The market is actually pricing an average scenario, is not pricing a recession, is not pricing a growth resumption of the economy. It is very undecided, and every new coming data will clarify the market picture and will indicate the market direction.
Market uncertainty can be seen in the first chart that shows the Global PMI (The Purchasing Managers' Index consists of a diffusion index that summarizes whether market conditions, as viewed by purchasing managers, are expanding >50, staying the same =50, or contracting <50) and the China PMI. The blue line indicates the Global one that in the last period has stabilised below 50 which is slightly encouraging, but it may be due to China reopening that is very strong. At the same time, in Chart 2, the recession risk is rising, it has touched the 20% mark. Since the ‘80s there has always been a recession (except once, 2011) after the indicator exceeded 20%.
Another important indicator to monitoring before a possible recession is the index of the banks’ lending standards, the conditions necessary to obtain a loan. Currently these standards have reached levels similar to those that preceded previous recessions (Chart 3).
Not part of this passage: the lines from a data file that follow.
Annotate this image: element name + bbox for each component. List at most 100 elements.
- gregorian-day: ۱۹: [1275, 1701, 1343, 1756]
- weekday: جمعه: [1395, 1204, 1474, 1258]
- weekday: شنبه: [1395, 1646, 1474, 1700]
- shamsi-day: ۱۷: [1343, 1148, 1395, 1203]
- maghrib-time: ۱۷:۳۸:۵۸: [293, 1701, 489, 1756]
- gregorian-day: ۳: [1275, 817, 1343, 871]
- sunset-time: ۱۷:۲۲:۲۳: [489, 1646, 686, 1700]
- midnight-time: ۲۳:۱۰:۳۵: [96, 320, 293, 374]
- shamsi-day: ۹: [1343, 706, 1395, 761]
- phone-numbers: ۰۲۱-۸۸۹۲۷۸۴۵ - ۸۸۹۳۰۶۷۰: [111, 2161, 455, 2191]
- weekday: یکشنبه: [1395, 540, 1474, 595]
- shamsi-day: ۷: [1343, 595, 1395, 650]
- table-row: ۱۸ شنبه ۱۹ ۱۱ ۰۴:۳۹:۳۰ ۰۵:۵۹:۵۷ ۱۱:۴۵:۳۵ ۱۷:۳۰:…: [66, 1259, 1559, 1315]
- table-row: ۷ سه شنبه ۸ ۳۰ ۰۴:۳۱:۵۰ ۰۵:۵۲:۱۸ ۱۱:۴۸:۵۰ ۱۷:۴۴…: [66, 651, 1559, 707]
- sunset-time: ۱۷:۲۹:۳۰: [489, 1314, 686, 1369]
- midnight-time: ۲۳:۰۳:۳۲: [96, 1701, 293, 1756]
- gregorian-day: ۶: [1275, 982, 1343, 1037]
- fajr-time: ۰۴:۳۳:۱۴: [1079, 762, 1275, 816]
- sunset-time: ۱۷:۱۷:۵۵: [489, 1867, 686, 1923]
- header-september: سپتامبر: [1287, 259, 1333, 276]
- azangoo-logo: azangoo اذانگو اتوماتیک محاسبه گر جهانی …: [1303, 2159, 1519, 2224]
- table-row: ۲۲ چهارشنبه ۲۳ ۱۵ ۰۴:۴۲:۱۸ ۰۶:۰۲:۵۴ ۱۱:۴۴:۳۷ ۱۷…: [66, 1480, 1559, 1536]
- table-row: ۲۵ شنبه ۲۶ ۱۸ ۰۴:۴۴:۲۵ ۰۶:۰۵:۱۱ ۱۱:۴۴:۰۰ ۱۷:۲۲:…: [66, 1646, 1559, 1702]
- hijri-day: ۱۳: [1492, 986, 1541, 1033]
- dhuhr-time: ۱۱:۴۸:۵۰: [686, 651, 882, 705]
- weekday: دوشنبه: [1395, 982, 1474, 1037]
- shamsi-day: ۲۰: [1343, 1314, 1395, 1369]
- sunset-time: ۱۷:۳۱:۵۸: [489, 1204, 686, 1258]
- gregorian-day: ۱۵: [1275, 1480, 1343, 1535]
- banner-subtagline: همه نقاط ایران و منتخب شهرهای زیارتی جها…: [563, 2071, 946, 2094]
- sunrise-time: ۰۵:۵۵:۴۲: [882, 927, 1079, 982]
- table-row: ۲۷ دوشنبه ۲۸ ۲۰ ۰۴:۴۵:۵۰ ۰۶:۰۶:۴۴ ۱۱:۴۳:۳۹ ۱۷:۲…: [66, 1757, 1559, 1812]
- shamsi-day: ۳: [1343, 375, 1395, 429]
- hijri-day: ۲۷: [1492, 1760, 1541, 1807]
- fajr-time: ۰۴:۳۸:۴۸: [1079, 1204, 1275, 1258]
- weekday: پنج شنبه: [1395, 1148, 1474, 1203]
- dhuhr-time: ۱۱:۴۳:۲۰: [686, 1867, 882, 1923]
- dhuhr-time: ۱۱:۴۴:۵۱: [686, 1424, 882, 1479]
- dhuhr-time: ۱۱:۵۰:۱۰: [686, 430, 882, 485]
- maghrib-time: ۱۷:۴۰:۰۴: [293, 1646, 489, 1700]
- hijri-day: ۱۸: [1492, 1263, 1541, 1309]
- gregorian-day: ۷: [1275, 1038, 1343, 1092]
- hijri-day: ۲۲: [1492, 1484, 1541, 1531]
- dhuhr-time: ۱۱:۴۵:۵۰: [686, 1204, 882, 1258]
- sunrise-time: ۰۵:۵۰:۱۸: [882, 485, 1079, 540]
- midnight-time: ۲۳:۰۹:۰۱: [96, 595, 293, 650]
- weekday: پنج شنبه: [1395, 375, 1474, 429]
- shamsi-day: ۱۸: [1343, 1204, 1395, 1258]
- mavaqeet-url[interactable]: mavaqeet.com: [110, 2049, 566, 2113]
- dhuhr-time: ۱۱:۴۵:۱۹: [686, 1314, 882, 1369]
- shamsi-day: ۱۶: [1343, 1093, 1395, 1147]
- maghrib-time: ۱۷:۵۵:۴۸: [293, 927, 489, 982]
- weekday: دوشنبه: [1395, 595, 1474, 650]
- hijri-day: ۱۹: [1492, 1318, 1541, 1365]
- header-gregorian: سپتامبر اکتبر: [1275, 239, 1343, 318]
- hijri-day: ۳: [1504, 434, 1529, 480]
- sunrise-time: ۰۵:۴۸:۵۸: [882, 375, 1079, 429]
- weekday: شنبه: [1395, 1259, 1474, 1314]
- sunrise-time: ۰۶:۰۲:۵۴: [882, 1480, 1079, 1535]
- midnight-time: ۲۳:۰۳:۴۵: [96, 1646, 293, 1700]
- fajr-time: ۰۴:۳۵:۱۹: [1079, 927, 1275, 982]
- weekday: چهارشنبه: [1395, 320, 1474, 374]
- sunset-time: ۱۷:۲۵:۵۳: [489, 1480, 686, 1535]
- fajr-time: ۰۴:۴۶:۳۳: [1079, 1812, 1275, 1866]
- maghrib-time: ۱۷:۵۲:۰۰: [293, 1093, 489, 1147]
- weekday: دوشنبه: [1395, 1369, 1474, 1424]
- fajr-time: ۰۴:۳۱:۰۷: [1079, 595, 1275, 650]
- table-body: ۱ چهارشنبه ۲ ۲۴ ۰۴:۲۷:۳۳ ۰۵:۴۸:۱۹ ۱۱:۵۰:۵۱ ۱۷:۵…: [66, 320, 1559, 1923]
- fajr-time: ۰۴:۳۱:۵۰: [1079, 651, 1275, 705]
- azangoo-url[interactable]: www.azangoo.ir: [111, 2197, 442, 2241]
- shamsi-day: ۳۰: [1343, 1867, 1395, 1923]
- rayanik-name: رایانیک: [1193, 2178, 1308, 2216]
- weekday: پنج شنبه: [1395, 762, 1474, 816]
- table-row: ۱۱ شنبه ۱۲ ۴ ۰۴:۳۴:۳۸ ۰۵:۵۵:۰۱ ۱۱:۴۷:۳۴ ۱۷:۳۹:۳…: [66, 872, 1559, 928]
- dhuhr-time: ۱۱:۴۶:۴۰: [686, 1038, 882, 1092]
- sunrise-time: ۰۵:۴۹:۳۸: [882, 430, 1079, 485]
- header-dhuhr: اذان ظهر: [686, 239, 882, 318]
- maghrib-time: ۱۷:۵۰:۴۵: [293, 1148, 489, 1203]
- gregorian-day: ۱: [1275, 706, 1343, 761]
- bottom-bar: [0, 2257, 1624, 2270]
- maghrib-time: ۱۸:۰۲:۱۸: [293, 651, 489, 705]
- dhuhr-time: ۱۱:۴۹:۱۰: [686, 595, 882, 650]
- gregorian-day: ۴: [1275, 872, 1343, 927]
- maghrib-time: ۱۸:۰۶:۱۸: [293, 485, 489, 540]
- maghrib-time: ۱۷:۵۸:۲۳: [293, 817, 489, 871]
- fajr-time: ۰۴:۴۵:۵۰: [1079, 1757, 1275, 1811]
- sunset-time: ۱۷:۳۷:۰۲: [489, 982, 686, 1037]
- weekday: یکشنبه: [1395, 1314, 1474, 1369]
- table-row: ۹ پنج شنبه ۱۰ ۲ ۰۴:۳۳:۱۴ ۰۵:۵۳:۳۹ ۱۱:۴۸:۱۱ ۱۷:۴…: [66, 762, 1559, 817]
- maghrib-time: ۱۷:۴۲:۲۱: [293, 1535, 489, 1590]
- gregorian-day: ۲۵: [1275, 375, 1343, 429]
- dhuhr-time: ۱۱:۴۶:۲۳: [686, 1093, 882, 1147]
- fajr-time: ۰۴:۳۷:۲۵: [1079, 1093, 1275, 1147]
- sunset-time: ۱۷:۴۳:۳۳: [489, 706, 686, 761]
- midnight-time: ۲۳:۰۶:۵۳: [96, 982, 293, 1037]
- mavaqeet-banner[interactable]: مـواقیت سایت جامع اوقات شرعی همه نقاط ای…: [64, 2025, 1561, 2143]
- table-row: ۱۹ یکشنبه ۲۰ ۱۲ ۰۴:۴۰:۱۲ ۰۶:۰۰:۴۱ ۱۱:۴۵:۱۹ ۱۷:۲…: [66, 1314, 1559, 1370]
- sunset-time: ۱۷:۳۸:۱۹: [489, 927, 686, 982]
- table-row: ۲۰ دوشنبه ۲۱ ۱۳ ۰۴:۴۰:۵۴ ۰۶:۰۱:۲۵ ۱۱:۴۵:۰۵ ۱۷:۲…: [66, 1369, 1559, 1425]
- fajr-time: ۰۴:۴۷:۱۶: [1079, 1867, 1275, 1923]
When these standards rise, is more difficult for Businesses and Households obtain a loan or a mortgage, consequently, investments (CAPEX) drop as shown in Chart 4.
As we discussed last year the spread between the 10 and the 2 years is negative, currently is at the lowest level since ‘80s. Whenever we reached this level a recession has always ensued 18-24 months after. The possibility of recession is second half ’23 – first quarter ’24 (Chart 5).
There are some positive aspects, the first is on PMI, over 70% of countries are showing positive month over month PMI change and this could signal that the bottom has been reached and there may be a stabilisation or further improvement. As mentioned above, much will depend on China.
The very positive data is the services PMI (Chart 6), which is green everywhere besides the US, but US has a strong positive month over month change. We are still growing on the services side.
The other aspect are the bank deposits (Chart 7) of Households that are much above the trend and this could support consumption for several months.
This increase over trend was driven thanks to pandemic relief and the strength of the labour market. Chart 8 shows the reasons for the robustness of the labour market. The main drivers are inflation (orange) and employment dynamics (red). Since the outbreak of the pandemic there have been major changes within the US employment dynamics such as: lowering the average age due to retirement, skill level increased baby boomers and part-time job at an all-time low. The latter phenomenon occurred due to economic reasons; it pushed average wage growth even higher and reduced the difference in wage growth between full-time and part-time to minimal levels (Chart 9), hence keeping nominal wage growth strong.
Looking forward, the Kansas City FED in a recent research published a picture (Chart 10) of the Labour Market Condition Indicator (LMCI) which is a proprietary indicator that they have built using 24 different indicators. It shows that when the index turns negative wage growth starts to decelerate. Since last month the line is in negative territory, so probably, in next few quarters we will see a weaker job market.
Shifting the focus to corporate balance sheets, here too we can see a strong impact generated in part by pandemic relief and strongly by the record-low interest rates that have characterised recent years. The Chart 11 shows the explosion of Corporate Margins, which, however, with the massive FED’s monetary tightening will revert to the mean in the coming years.
Finally, on the Housing market we have reached the worst affordability level according to Goldman Sachs (Chart 12) and the percentage of the Household income that is been used to finance a mortgage is close to an all-time high (Chart 13). This is a big drag in term of home demand, currently the housing market is completely frozen and, as we said last month, only low rates and/or lower house prices can change the situation.
To conclude and emphasise once again how directionless and governed by uncertainty the market is, let us focus on these two pictures.
The first Chart (14) shows the Valuation Spreads within the sectors, it says that sectors are priced as if we are chugging along, when Intra-Sector valuation spreads are around the historical average level, it means that the status-quo is generally priced-in. It looks to us as if there is no clear opportunity at the aggregate level.
The second Chart (15) shows the Expected Return in the market. The red line is the median, we are basically sitting at around the fair valuations across sectors. The Expected Return average for each sector is around 0, which means market is at fair value.